The calibration configuration file is handeye_target_detection/launch/pose_estimation.yaml
.
The parameters descripiton:
-
pattern
You can review the patterns on
handeye_target_detection/data/pattern
.And the example result on
handeye_target_detection/data/detected
.By default, we are using the CHARUCO, this pattern looks could be directly printed by A4 size paper. If you have other standard calibration pattern board, you could also set the parameters reference on the file
handeye_target_detection/src/pose_estimation_node.cpp
, under the "Get parameters" comments. Such as: chessboard_square_size and dictionary. -
image_topic
The image from camera. Please check this topic when running the camera by
ros2 topic list
. -
camera_info_topic
The camera intrinsic parameters topic. Usually, it will be published by the camera ros node. Also check it on the topic list.
-
publish_image_topic
The result for preview, usually don't need to change it. You need show this image result on the rviz for real-time monitori.
-
width & height & dictionary & charuco_board**
The pattern parameters. Details reference the pattern.
After change the configuration file, please remember colcon build
the workspace, default ros2 dosen't update the yaml files automatically.
Moveit is recommanded here. Remember to switch the trajectory controller for moveit.
ros2 run handeye_target_detection pose_estimation
After that, you could add the detect display on the Moveit rviz2 for monitoring the detected result.
ros2 launch handeye_dashboard handeye_dashboard.launch.py
On the dashboard, you need to set the TF informations, this is very important!
- Change the installation method from "fixed beside robot" or "attached on robot".
- Check the tf frame of your camera carefully.
- Set the camera frame, end effector frame and robot base frame.
- You don't need to care about object frame, leave it default.
Moving the robot until the result is shown well on the result image topic. Then click the calibration button. If everything setup well, you could see the transformation result on the terminal, and it is not Identity matrix.

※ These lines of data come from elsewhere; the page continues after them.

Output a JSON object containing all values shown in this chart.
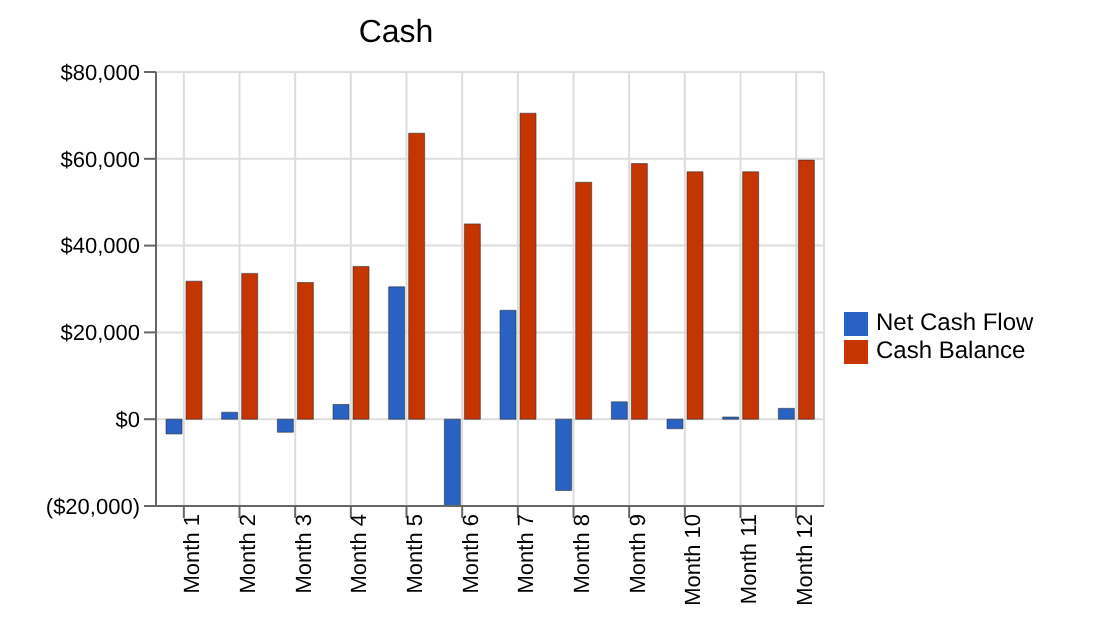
{
  "chart_data": {
    "type": "bar",
    "title": "Cash",
    "categories": [
      "Month 1",
      "Month 2",
      "Month 3",
      "Month 4",
      "Month 5",
      "Month 6",
      "Month 7",
      "Month 8",
      "Month 9",
      "Month 10",
      "Month 11",
      "Month 12"
    ],
    "series": [
      {
        "name": "Net Cash Flow",
        "color": "#2a62c4",
        "values": [
          -3400,
          1600,
          -3000,
          3400,
          30500,
          -20000,
          25100,
          -16400,
          4000,
          -2200,
          500,
          2500
        ]
      },
      {
        "name": "Cash Balance",
        "color": "#c43500",
        "values": [
          31800,
          33600,
          31500,
          35200,
          65900,
          45000,
          70500,
          54600,
          58900,
          57000,
          57000,
          59700
        ]
      }
    ],
    "ylim": [
      -20000,
      80000
    ],
    "yticks": [
      {
        "value": -20000,
        "label": "($20,000)"
      },
      {
        "value": 0,
        "label": "$0"
      },
      {
        "value": 20000,
        "label": "$20,000"
      },
      {
        "value": 40000,
        "label": "$40,000"
      },
      {
        "value": 60000,
        "label": "$60,000"
      },
      {
        "value": 80000,
        "label": "$80,000"
      }
    ],
    "grid": true,
    "legend": "right"
  }
}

Then repeat it as 8-10 times.
Make sure that there are different orientations and positions.
After 8-10 times, click the get result, it will calculates the extrinsic parameters by regression. And the result will be shown on the dashboard.
You could also click the pub_tf button, to preview the camera position on the rviz2, by adding the tf plugin.
The result file is on the /tmp/camera-robot.txt
, it saves the transformations, quaternion and Eular angular.
The result usually could not be directly used, such as this matrix multiplying a point on the camera frame. It might be some error on the rotation. For example, the realsense, it has camera_color_frame, and camera_optical_frame.
You could show these frames on the rviz2 for better understanding.
And you could also configure the camera on the urdf by using the transformation and Eular angular.